Di Desa Tasikrejo, anak-anak sekolah dasar atau MI sederajat sudah mulai menerapkan sekolah tatap muka meski durasi belajar terpotong. Dengan adanya hal tersebut, membuat anak-anak harus tetap waspada melindungi diri dari penyebaran virus Corona. Salah satu upaya untuk melindungi diri yaitu dengan menggunakan face shield.

Face shield merupakan alat pelindung diri yang ditujukan untuk melindungi area wajah. Salah satu penularan virus Corona yaitu melalui cipratan air liur, penggunaan face shield ini dapat melindungi kita dari hal tersebut. Tentunya, penggunaan face shield akan lebih baik diiringin dengan menggunakan masker dan senantiasa membawa hand sanitizer.

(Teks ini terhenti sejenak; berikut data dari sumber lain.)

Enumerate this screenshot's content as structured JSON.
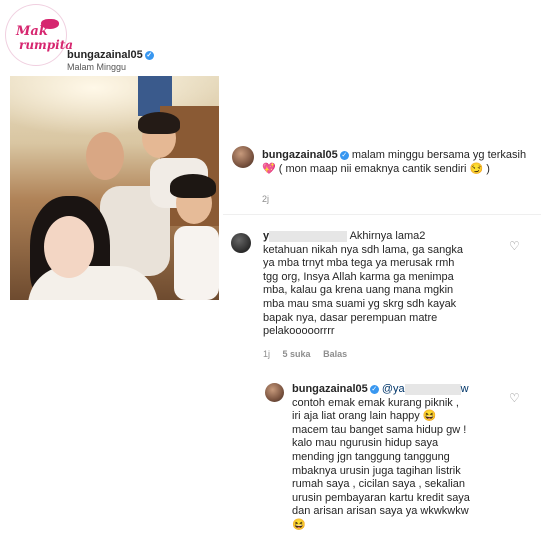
{
  "brand": {
    "line1": "Mak",
    "line2": "rumpita"
  },
  "post": {
    "username": "bungazainal05",
    "location": "Malam Minggu"
  },
  "caption": {
    "username": "bungazainal05",
    "text": "malam minggu bersama yg terkasih 💖 ( mon maap nii emaknya cantik sendiri 😏 )",
    "time": "2j"
  },
  "comment1": {
    "username_visible": "y",
    "lines": [
      "Akhirnya lama2",
      "ketahuan nikah nya sdh lama, ga sangka",
      "ya mba trnyt mba tega ya merusak rmh",
      "tgg org, Insya Allah karma ga menimpa",
      "mba, kalau ga krena uang mana mgkin",
      "mba mau sma suami yg skrg sdh kayak",
      "bapak nya, dasar perempuan matre",
      "pelakooooorrrr"
    ],
    "time": "1j",
    "likes": "5 suka",
    "reply": "Balas"
  },
  "reply": {
    "username": "bungazainal05",
    "mention_prefix": "@ya",
    "mention_suffix": "w",
    "lines": [
      "contoh emak emak kurang piknik ,",
      "iri aja liat orang lain happy 😆",
      "macem tau banget sama hidup gw !",
      "kalo mau ngurusin hidup saya",
      "mending jgn tanggung tanggung",
      "mbaknya urusin juga tagihan listrik",
      "rumah saya , cicilan saya , sekalian",
      "urusin pembayaran kartu kredit saya",
      "dan arisan arisan saya ya wkwkwkw",
      "😆"
    ]
  },
  "icons": {
    "heart": "heart-outline-icon",
    "verified": "verified-badge-icon"
  }
}
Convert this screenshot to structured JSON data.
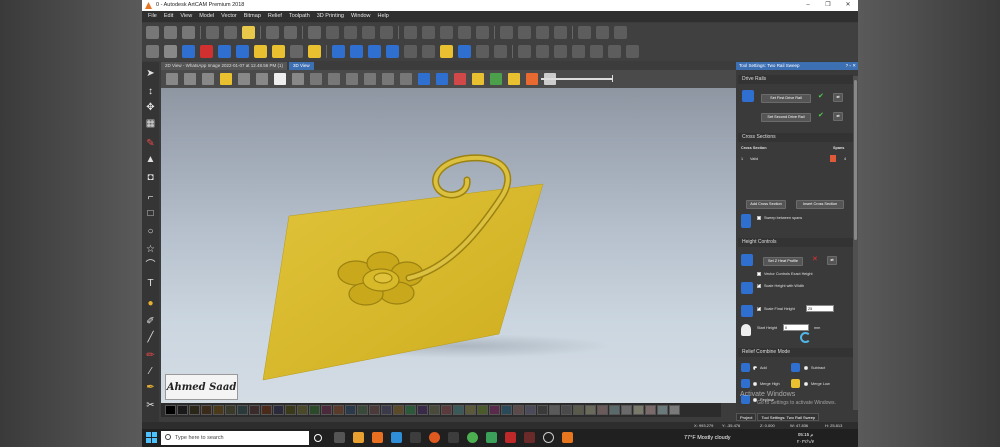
{
  "titlebar": {
    "title": "0 - Autodesk ArtCAM Premium 2018",
    "controls": [
      "–",
      "❐",
      "✕"
    ]
  },
  "menu": [
    "File",
    "Edit",
    "View",
    "Model",
    "Vector",
    "Bitmap",
    "Relief",
    "Toolpath",
    "3D Printing",
    "Window",
    "Help"
  ],
  "tabs": [
    {
      "label": "2D View - WhatsApp Image 2022-01-07 at 12.48.56 PM (1)"
    },
    {
      "label": "3D View"
    }
  ],
  "signature": "Ahmed Saad",
  "panel": {
    "title": "Tool Settings: Two Rail Sweep",
    "title_controls": "? ▫ ✕",
    "drive_rails": {
      "heading": "Drive Rails",
      "first_button": "Set First Drive Rail",
      "second_button": "Set Second Drive Rail"
    },
    "cross_sections": {
      "heading": "Cross Sections",
      "col_cross_section": "Cross Section",
      "col_spans": "Spans",
      "row_index": "1",
      "row_status": "Valid",
      "row_spans": "4",
      "add_button": "Add Cross Section",
      "insert_button": "Insert Cross Section",
      "sweep_between_spans": "Sweep between spans"
    },
    "height_controls": {
      "heading": "Height Controls",
      "set_profile_button": "Set Z Heat Profile",
      "vector_controls": "Vector Controls Exact Height",
      "scale_height": "Scale Height with Width",
      "scale_final_height": "Scale Final Height",
      "final_height_value": "25",
      "start_height_label": "Start Height",
      "start_height_value": "0",
      "unit": "mm"
    },
    "relief_combine": {
      "heading": "Relief Combine Mode",
      "add": "Add",
      "subtract": "Subtract",
      "merge_high": "Merge High",
      "merge_low": "Merge Low",
      "replace": "Replace"
    }
  },
  "panel_tabs": [
    "Project",
    "Tool Settings: Two Rail Sweep"
  ],
  "watermark": {
    "line1": "Activate Windows",
    "line2": "Go to Settings to activate Windows."
  },
  "status": {
    "x": "X: 993.279",
    "y": "Y: -35.476",
    "z": "Z: 0.000",
    "w": "W: 47.836",
    "h": "H: 25.813"
  },
  "taskbar": {
    "search": "Type here to search",
    "weather": "77°F  Mostly cloudy",
    "time": "05:15 م",
    "date": "٢٠٢٢/١/٧"
  },
  "colors": {
    "accent": "#3d6fb3",
    "relief": "#d4b82a",
    "panel_bg": "#3a3a3a",
    "viewport_top": "#8e96a2",
    "viewport_bottom": "#d4dce4"
  }
}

Pada pelatihan kali ini, Mahasiswi KKN UIN Walisongo mengajak anak-anak untuk membuat face shield dengan bahan-bahan yang mudah di dapatkan, yaitu ada kertas mika, busa, karet elastis, stepler, double tip dan gunting.

“Pelatihan face shield ini diadakan untuk mengisi waktu luang anak-anak dihari minggu agar lebih produktif, selain itu juga sebagai salah satu bentuk kepedulian saya terhadap pandemi Covid-19. Dimasa transisi seperti ini, anak-anak di Desa Tasikrejo sudah memulai pembelajaran secara tatap muka, maka dari itu saya berharap face shield yang kita buat dipelatihan ini bisa digunakan anak-anak ketika mereka sekolah”. Ujar Miladiya Nur, Mahasiswi KKN UIN Walisongo.

Anak-anak merasa antusias mengikuti pelatihan ini, karena biasanya mereka hanya melihat orang-orang menggunakan face shield di televisi saja. Kini, mereka bisa membuatnya sendiri dan bisa digunakan untuk kegiatan di luar rumah seperti pergi ke sekolah.

“Nanti malam kalo berangkat ngaji, Aku mau pakai ini (face shied) dan kalo berangkat sekolah juga mau Aku pakai”. Ujar Tyo salah satu anak yang mengikuti pelatihan membuat face shield.

Virus Corona tidak hanya menyerang orang dewasa saja, tetapi anak-anak pun bisa terserang virus Corona. Kita harus tetap waspada, peduli satu sama lain, dan jangan lelah untuk mengingatkan seseorang untuk mematuhi prokol kesehatan. Semoga Virus Corona segera hilang, agar kita semua bisa beraktivitas diluar rumah dengan tenang.